LIFE

10 November 2020

5 Pahlawan Perempuan Indonesia Pencipta Sejarah


5 Pahlawan Perempuan Indonesia Pencipta Sejarah

Sosok pejuang perempuan yang menunjukkan bahwa nyatanya perempuan bisa terdidik, mampu mandiri, dan dapat bersuara.

Tahun 2007, sejarawan Laurel Thatcher Ulrich, menulis buku dengan judul provokatif: Well-behaved Women Seldom Make History. Perempuan baik-baik jarang menciptakan sejarah. Meski mengagetkan, namun pernyataan judul buku itu bukan omong kosong. Ulrich menuliskan kisah riwayat para tokoh perempuan, antara lain yakni Christine De Pizan, seorang penulis terkemuka di abad pertengahan dan perintis tulisan-tulisan feminisme; Elizabeth Cady Stanton, aktivis hak perempuan asal Amerika; serta Virginia Woolf, feminis dan novelis terkenal asal Inggris.

Di saat kebanyakan orang membiarkan kultur yang memperlemah dan mempersempit peran perempuan, perempuan-perempuan ini justru bersuara, berkarya, dan berjuang lewat caranya masing-masing.
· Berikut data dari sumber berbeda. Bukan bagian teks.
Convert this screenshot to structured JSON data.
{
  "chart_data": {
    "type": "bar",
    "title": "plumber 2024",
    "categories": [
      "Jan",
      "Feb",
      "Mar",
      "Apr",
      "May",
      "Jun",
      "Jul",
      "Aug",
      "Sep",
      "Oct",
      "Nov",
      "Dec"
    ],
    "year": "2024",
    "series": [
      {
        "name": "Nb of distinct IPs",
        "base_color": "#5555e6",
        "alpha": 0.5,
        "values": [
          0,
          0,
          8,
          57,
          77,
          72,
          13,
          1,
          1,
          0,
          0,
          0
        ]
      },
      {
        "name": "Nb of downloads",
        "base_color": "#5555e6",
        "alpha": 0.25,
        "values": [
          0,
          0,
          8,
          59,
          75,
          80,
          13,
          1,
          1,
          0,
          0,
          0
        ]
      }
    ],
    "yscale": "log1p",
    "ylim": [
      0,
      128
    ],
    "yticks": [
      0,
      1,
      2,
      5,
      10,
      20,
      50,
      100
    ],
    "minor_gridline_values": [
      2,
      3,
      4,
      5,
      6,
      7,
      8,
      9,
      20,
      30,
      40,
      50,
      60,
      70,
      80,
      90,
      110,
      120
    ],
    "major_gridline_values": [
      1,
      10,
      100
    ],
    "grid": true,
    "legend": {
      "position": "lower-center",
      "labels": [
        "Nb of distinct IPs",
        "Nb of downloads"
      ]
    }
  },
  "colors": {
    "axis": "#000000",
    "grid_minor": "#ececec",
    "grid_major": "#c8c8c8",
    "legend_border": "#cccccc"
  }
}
Dan karena itu, menurut judul buku Ulrich, perempuan-perempuan ini dianggap ‘nyeleneh’ dan menyimpang. Namun karena bersikap seperti itulah mereka akhirnya menciptakan sejarah. Di Indonesia, sejumlah perempuan ikut menciptakan sejarah. Lima pahlawan perempuan berikut menunjukkan bahwa keberadaan ruang-ruang yang tertutup bagi perempuan hanyalah mitos. Bahwa nyatanya perempuan bisa terdidik, mampu mandiri, dan dapat bersuara.

Nyai Khairiyah Hasyim

Khairiyah lahir di Jombang pada 1906 dan merupakan anak kedua dari K.H. Hasyim Asy’ari dan Nyai Nafiqah. Pada usia 27 tahun, ia memimpin Pesantren Seblak, menggantikan suaminya, K.H. Maksum Ali yang meninggal dunia. Khairiyah menjadi perempuan pertama yang memimpin pesantren dimana seluruh muridnya adalah laki-laki. Khairiyah adalah satu dari sedikit tokoh perempuan yang punya pengalaman yang biasanya jadi privilese laki-laki: tinggal di luar negeri untuk belajar dan mengajar.
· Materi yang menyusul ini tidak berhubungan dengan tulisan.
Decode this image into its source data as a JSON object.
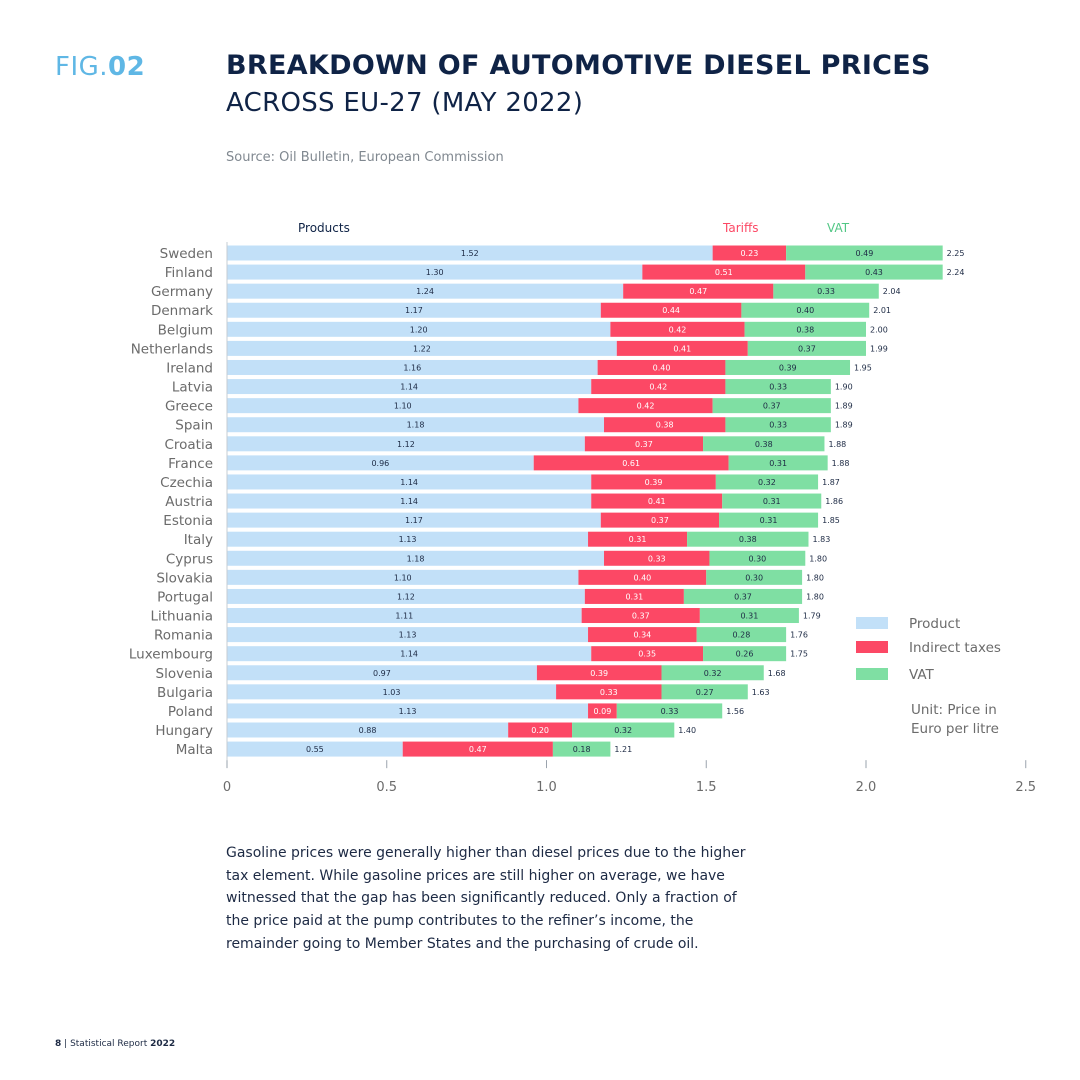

Tidak main-main apa yang perempuan ini lakukan. Ia pernah tinggal selama 19 tahun di Makkah dan menjadi salah satu pelopor pendidikan untuk perempuan di Saudi Arabia. Setelah 5 tahun memimpin Pesantren Seblak, Khairiyah pindah ke Makkah bersama suami keduanya, K.H. Muhaimmin pada tahun 1938. Di Makkah, Khairiyah juga tidak bisa lepas dari dunia pendidikan. “Belum ada sekolah perempuan saat itu di Makkah. Banyak orang tidak bisa baca tulis, termasuk berhitung sederhana,” seperti dikutip Warta Ekonomi.
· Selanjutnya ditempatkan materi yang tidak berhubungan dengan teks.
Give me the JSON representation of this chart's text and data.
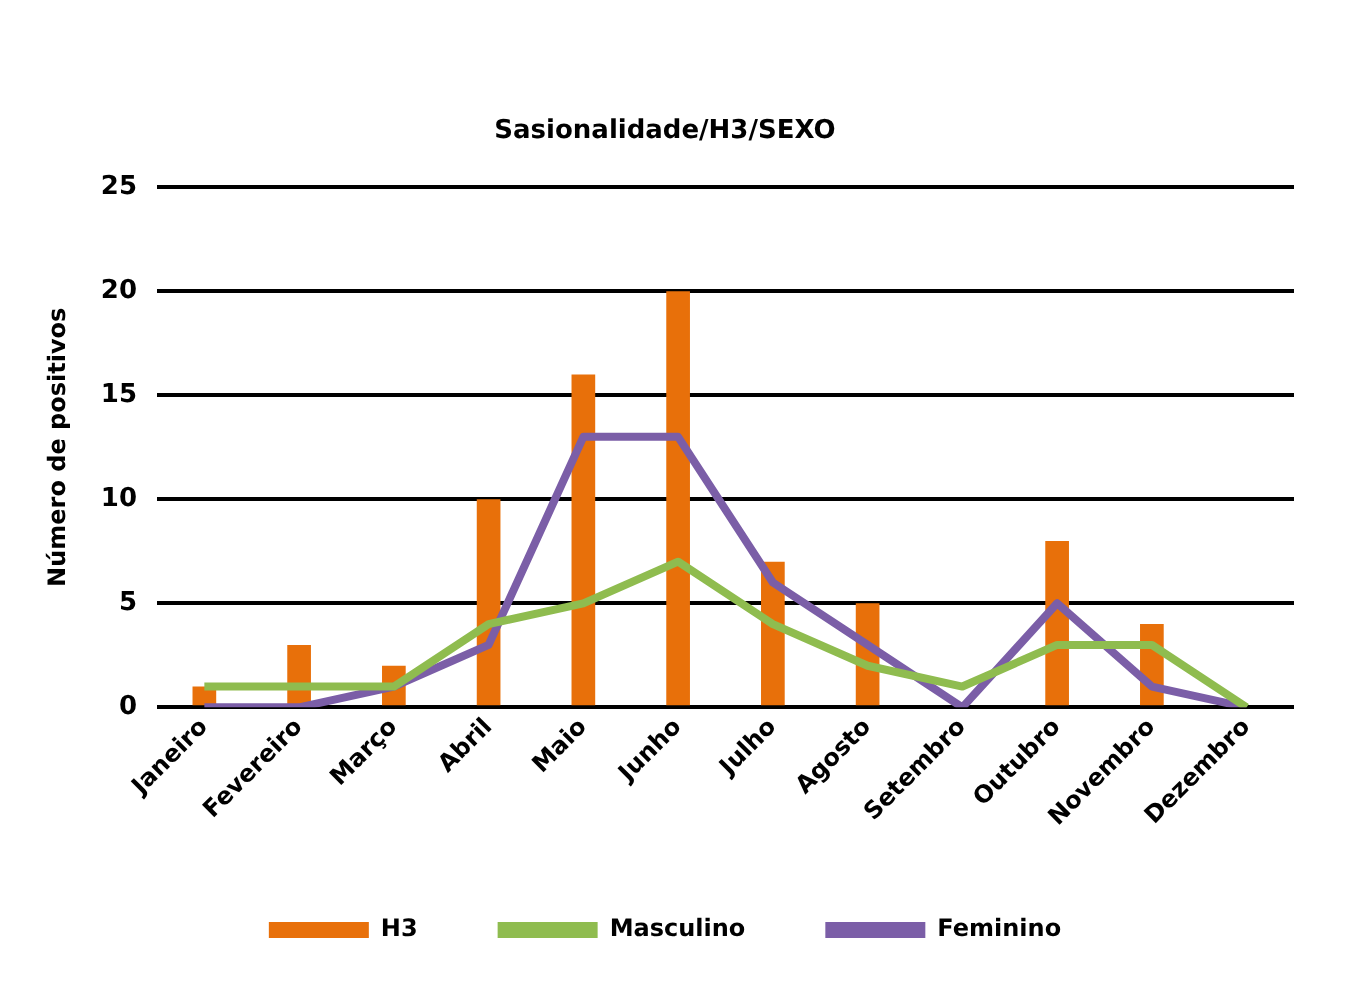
{
  "chart_data": {
    "type": "bar",
    "title": "Sasionalidade/H3/SEXO",
    "ylabel": "Número de positivos",
    "categories": [
      "Janeiro",
      "Fevereiro",
      "Março",
      "Abril",
      "Maio",
      "Junho",
      "Julho",
      "Agosto",
      "Setembro",
      "Outubro",
      "Novembro",
      "Dezembro"
    ],
    "series": [
      {
        "name": "H3",
        "color": "#e8700a",
        "values": [
          1,
          3,
          2,
          10,
          16,
          20,
          7,
          5,
          0,
          8,
          4,
          0
        ]
      },
      {
        "name": "Masculino",
        "type": "line",
        "color": "#8fbc4f",
        "values": [
          1,
          1,
          1,
          4,
          5,
          7,
          4,
          2,
          1,
          3,
          3,
          0
        ]
      },
      {
        "name": "Feminino",
        "type": "line",
        "color": "#7b5ea7",
        "values": [
          0,
          0,
          1,
          3,
          13,
          13,
          6,
          3,
          0,
          5,
          1,
          0
        ]
      }
    ],
    "ylim": [
      0,
      25
    ],
    "yticks": [
      0,
      5,
      10,
      15,
      20,
      25
    ],
    "grid": "y",
    "legend": "bottom",
    "marker": "none",
    "line_style": "solid"
  }
}
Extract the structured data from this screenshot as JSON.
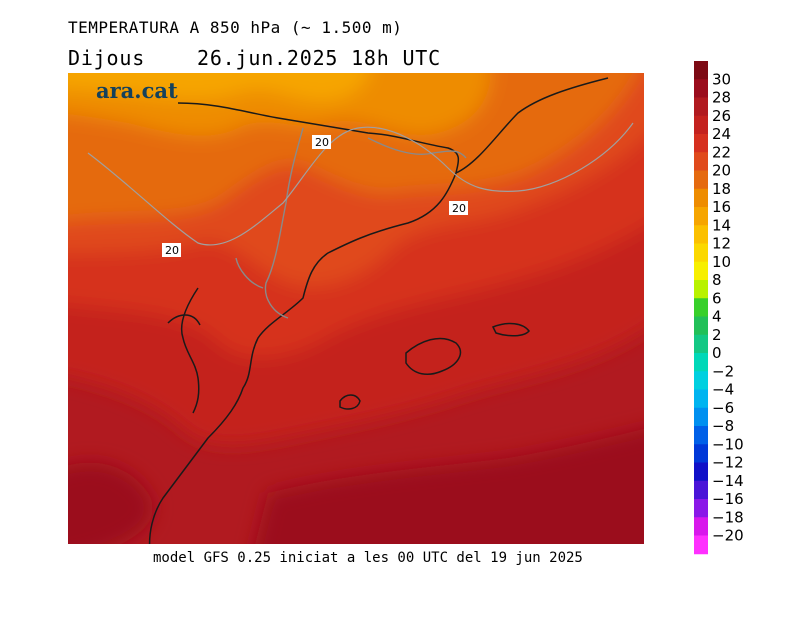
{
  "header": {
    "title": "TEMPERATURA A 850 hPa (~ 1.500 m)",
    "day": "Dijous",
    "datetime": "26.jun.2025 18h UTC"
  },
  "footer": "model GFS 0.25 iniciat a les 00 UTC del 19 jun 2025",
  "map": {
    "logo": "ara.cat",
    "contour_labels": [
      "20",
      "20",
      "20"
    ]
  },
  "legend": {
    "ticks": [
      "30",
      "28",
      "26",
      "24",
      "22",
      "20",
      "18",
      "16",
      "14",
      "12",
      "10",
      "8",
      "6",
      "4",
      "2",
      "0",
      "−2",
      "−4",
      "−6",
      "−8",
      "−10",
      "−12",
      "−14",
      "−16",
      "−18",
      "−20"
    ],
    "colors": [
      "#7d0a14",
      "#9b0d1d",
      "#b11a20",
      "#c4221f",
      "#d6301f",
      "#e04a1c",
      "#e56a0f",
      "#ee8c00",
      "#f6a500",
      "#fbc000",
      "#fbd800",
      "#f7ef00",
      "#b8f200",
      "#38d02a",
      "#22c058",
      "#14c884",
      "#00d8b8",
      "#00d0e0",
      "#00b4f0",
      "#0090f0",
      "#0060e8",
      "#0038d8",
      "#1010c8",
      "#4a14d8",
      "#8a18e8",
      "#d818ec",
      "#ff30ff"
    ]
  }
}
Tahun 1942, perempuan ini mendirikan madrasah perempuan pertama di Makkah bernama Madrasah Banat. Tahun 1956, ia pulang ke Indonesia dan diminta Presiden Sukarno untuk membantu mengembangkan pendidikan pesantren di Indonesia. Khairiyah juga aktif menulis. Ia menulis pentingnya sikap toleran dalam mempraktekkan ajaran Islam. Sayangnya, meski kontribusinya amat besar di dunia pendidikan, catatan sejarah mengenai Khairiyah Hasyim masih sangat minim dan sulit ditemukan.

Maria Ulfah

Lahir di Serang, Banten, pada 18 Agustus 1911. Maria Ulfah adalah anak dari Raden Mochammad Achamd, Bupati Kuningan pada tahun 1923. Tumbuh di tengah keluarga priyayi, ia kerap menyaksikan bagaimana perempuan diperlakukan secara tidak adil dan cenderung direndahkan. Ia melihat perempuan yang sudah menikah dipulangkan ke rumah orangtuanya, kemudian dengan semena-mena si suami menjatuhkan talak. Berbagai peristiwa ketidakadilan yang menimpa perempuan itu menggerakkan hati Maria. Ia enggan menjadi dokter seperti keinginan ayahnya. Maria Ulfah memilih belajar ilmu hukum lantaran miris melihat nasib buruk perempuan saat menghadapi perceraian.

Maria Ulfah merupakan sarjana hukum perempuan pertama Indonesia lulusan Universitas Leiden, Belanda. Pada era 1940an, Maria banyak berkecimpung dalam gerakan perempuan. Ia juga berperan dalam penyelenggaraan Kongres Perempuan Indonesia. Tahun 1946, ia menjadi Menteri Sosial. Jabatan itu menjadikannya sebagai menteri perempuan pertama di Indonesia.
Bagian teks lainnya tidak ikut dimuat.